In hydraulic engineering, new CFD tools make predictions on potential wear-exposed hot spots more accurate. This means that in the simulation stage, already these areas can be redesigned or reinforced. Other difficult-to-predict hydraulic phenomena such as cavitation can today be more reliably identified and mitigated in the simulation stage as opposed to having to rely on expensive testing and end-user trials. Using these tools, pump manufacturers that have developed new ranges of pumps after, say, 2018 have had a completely unique chance to increase efficiency, wear-resistance and mitigate problems related to cavitation.

When it comes to choosing submersible pumps, it is important to pay attention to what workers in mining operations consider important aspects. Mostly, it will be durability (less time and effort spent on pumps that need service) and portability (inevitable mobility of pumps to clear blast areas).

Often, operators will prefer the easiest plug-and-pump type of submersibles that provide incorporated start and motor protection. These are increasingly available on most higher-power pumps. Technological advances in electronics are also making built-in soft starters increasingly common, thus providing lower start currents and related start jerks when repeatedly starting electric submersible pumps. Lower stress on mechanical structures around the pump translates into longer service life. 

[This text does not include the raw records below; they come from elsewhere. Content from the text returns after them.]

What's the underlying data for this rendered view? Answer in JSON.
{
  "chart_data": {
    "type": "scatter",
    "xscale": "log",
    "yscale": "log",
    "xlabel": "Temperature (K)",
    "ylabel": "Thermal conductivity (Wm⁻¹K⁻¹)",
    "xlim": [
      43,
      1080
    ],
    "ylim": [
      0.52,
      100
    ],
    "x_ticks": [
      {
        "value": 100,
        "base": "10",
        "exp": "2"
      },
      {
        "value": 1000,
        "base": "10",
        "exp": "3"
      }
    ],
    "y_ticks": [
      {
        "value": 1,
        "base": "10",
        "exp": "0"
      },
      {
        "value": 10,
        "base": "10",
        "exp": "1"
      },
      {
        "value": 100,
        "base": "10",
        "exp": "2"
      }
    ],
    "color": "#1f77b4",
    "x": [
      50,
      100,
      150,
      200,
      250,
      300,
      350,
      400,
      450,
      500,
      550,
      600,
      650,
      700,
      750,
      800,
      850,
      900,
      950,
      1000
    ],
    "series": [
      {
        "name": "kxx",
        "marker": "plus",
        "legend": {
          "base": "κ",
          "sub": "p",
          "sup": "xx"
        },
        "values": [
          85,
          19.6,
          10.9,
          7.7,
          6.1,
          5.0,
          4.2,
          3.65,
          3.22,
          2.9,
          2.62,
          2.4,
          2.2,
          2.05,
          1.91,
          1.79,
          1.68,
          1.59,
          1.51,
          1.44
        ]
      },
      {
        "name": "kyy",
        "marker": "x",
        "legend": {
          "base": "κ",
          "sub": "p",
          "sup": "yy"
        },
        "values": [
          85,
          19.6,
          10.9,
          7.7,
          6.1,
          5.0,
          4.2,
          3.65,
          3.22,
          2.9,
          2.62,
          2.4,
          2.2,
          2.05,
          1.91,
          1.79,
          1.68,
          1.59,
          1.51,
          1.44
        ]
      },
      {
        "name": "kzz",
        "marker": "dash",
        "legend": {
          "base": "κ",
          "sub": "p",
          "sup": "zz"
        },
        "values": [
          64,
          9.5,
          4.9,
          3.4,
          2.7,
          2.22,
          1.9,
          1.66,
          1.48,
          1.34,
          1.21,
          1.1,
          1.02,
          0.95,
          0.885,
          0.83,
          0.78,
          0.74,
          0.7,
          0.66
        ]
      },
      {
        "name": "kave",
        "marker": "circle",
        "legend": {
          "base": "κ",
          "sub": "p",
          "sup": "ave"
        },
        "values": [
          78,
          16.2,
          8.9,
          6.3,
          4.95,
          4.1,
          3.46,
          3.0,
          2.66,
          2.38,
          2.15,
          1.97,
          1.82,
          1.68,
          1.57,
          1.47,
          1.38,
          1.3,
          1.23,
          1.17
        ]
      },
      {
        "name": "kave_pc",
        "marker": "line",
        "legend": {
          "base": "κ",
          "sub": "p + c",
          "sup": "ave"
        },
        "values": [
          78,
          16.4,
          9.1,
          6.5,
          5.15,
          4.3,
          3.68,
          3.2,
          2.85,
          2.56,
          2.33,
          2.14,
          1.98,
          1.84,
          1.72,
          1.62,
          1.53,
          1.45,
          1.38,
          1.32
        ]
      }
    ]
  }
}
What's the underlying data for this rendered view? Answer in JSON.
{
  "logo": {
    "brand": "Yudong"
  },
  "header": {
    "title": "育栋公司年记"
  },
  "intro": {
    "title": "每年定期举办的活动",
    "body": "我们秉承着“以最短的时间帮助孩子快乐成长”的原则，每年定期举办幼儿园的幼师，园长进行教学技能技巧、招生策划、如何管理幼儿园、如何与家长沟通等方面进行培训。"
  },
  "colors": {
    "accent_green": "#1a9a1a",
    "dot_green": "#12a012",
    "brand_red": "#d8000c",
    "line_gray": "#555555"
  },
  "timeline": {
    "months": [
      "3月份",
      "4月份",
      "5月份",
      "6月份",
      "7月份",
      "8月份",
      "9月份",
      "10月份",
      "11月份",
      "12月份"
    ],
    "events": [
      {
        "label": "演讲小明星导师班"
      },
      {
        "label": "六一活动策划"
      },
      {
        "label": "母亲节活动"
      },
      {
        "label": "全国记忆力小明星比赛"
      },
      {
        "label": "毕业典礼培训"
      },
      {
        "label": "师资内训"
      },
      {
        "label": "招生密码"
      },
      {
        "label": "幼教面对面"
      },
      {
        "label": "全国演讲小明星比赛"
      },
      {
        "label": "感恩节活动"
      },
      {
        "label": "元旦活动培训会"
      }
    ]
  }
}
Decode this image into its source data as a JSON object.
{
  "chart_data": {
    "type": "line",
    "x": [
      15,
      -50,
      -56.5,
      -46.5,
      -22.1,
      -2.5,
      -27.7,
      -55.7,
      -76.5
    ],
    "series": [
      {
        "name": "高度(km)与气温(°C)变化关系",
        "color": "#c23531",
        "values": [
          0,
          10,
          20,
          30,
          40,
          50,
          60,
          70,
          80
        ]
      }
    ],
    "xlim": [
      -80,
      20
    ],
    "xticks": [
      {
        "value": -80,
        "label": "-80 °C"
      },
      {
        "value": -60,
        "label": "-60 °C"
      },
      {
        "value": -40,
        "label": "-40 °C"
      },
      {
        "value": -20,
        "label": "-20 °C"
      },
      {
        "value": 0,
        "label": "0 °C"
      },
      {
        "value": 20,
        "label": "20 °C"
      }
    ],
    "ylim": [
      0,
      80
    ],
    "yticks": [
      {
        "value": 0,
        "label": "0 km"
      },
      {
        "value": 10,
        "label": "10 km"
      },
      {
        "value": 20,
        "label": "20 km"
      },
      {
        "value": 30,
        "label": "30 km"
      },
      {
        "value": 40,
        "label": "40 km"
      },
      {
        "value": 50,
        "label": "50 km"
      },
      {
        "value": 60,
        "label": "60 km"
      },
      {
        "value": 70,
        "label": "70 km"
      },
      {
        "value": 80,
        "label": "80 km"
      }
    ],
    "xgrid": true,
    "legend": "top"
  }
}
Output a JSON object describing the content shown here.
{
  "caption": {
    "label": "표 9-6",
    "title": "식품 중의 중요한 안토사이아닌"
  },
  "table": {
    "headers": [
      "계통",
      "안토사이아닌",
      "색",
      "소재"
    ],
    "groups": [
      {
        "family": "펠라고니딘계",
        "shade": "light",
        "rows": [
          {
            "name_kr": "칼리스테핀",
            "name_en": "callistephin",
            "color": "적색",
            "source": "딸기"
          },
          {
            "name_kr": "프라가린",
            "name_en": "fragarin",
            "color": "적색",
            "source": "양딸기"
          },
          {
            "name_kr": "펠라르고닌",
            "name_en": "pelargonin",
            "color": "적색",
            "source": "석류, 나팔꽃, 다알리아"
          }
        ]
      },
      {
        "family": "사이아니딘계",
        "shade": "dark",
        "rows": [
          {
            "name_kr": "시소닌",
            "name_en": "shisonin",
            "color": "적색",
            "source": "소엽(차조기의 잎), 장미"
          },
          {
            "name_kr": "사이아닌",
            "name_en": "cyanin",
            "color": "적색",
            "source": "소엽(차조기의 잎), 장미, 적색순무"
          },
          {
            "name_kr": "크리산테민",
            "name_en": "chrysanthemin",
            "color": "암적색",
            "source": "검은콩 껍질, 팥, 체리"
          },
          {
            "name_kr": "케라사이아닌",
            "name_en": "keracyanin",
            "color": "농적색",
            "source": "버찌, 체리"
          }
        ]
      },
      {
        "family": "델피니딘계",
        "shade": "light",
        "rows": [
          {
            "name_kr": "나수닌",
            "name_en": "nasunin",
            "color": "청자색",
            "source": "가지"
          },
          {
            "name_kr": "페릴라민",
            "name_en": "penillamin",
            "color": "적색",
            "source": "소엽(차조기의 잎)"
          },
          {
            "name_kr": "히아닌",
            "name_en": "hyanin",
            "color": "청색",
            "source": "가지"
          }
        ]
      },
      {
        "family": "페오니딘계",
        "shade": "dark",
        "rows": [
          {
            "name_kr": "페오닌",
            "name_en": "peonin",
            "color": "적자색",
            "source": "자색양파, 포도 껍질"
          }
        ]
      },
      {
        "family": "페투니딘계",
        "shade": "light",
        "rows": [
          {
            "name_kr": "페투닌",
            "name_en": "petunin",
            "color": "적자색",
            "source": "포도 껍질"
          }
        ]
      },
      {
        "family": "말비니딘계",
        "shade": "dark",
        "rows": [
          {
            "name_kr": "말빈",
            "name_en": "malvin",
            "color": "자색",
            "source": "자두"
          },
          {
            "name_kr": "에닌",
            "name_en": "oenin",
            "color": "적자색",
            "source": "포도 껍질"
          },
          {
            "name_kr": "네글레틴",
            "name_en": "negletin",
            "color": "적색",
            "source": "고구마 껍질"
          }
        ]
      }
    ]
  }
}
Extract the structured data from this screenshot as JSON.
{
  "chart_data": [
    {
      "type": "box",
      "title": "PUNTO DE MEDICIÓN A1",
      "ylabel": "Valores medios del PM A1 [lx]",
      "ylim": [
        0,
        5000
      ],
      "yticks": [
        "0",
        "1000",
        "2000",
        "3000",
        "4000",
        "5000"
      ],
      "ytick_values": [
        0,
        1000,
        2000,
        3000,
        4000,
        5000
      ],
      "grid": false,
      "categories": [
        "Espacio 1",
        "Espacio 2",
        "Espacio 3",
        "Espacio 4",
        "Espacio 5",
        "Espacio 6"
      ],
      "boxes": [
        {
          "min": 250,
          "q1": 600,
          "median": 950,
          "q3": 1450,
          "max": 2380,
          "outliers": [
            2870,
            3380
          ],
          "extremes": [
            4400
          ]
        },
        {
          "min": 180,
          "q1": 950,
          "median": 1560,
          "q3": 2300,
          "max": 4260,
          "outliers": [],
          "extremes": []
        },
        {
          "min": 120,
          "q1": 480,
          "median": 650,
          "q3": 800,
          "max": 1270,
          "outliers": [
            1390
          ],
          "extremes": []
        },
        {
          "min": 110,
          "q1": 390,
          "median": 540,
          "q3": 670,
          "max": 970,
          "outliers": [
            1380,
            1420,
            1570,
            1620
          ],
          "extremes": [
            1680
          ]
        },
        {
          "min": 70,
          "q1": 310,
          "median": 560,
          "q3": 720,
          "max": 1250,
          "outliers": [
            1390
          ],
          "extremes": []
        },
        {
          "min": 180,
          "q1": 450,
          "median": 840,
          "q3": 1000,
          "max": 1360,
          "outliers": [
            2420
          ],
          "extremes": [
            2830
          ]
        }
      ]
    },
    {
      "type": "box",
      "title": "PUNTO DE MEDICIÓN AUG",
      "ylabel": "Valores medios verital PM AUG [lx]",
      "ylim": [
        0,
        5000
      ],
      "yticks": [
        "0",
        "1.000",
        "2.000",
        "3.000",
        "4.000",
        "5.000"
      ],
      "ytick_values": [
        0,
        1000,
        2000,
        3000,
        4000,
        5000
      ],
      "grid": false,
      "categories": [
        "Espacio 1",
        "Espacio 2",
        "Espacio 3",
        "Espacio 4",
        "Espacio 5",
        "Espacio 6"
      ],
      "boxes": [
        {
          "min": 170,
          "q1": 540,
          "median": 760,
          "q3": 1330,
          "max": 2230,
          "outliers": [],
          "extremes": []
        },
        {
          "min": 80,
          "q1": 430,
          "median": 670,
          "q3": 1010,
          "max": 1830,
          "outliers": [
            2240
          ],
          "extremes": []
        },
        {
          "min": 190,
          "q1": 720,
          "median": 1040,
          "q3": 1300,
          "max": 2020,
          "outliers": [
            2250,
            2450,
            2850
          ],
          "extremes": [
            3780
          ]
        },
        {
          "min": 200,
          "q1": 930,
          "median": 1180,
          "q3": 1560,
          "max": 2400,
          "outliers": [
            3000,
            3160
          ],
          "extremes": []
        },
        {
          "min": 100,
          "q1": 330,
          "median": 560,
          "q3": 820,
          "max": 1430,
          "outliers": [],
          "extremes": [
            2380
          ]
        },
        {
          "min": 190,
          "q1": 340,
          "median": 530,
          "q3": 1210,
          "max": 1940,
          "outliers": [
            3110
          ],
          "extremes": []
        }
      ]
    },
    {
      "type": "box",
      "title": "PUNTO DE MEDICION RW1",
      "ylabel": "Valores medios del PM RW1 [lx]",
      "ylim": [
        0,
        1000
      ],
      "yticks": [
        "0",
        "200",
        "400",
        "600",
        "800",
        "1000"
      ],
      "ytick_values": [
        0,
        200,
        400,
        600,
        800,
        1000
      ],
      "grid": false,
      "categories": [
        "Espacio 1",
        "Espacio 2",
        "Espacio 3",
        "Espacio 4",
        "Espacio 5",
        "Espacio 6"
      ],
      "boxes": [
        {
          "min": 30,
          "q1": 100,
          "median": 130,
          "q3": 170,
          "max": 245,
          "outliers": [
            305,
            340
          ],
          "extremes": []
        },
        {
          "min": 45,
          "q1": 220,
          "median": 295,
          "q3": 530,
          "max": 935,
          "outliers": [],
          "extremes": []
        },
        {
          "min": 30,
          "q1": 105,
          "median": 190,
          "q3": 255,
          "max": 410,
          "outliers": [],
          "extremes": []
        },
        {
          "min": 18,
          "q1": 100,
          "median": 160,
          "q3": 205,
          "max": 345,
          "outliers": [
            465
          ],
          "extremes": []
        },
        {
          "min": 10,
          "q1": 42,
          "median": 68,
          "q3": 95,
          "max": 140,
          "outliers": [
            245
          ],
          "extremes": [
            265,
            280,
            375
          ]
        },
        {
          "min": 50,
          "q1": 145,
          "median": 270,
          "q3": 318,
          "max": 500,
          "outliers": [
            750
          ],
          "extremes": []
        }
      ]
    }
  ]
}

An important trend in all industries, including mining, is the constant search for technology that improves the environmental footprint of the operation. In that sense, electric-powered pumps have obvious advantages over diesel-powered pumps. Even more so in confined underground mining environments where exhaust fumes of internal combustion engines are a huge concern for safety. Electric submersible pumps will contribute to a better work environment not only as they are lighter, but also because of their electric and often submerged character, the sound pressure levels will be much lower compared to dry-installed pumps. When it comes to physical footprint, and the amount of space needed, electric submersible pumps outperform dry-installed pumping solutions when compared like-for-like. For example, a 7.5kW submersible pump will measure as little as 33x76cm (13x30 inches) and come in at about 60kg (135lbs.). An equally powerful dry-installed pump will have both a larger footprint and weight.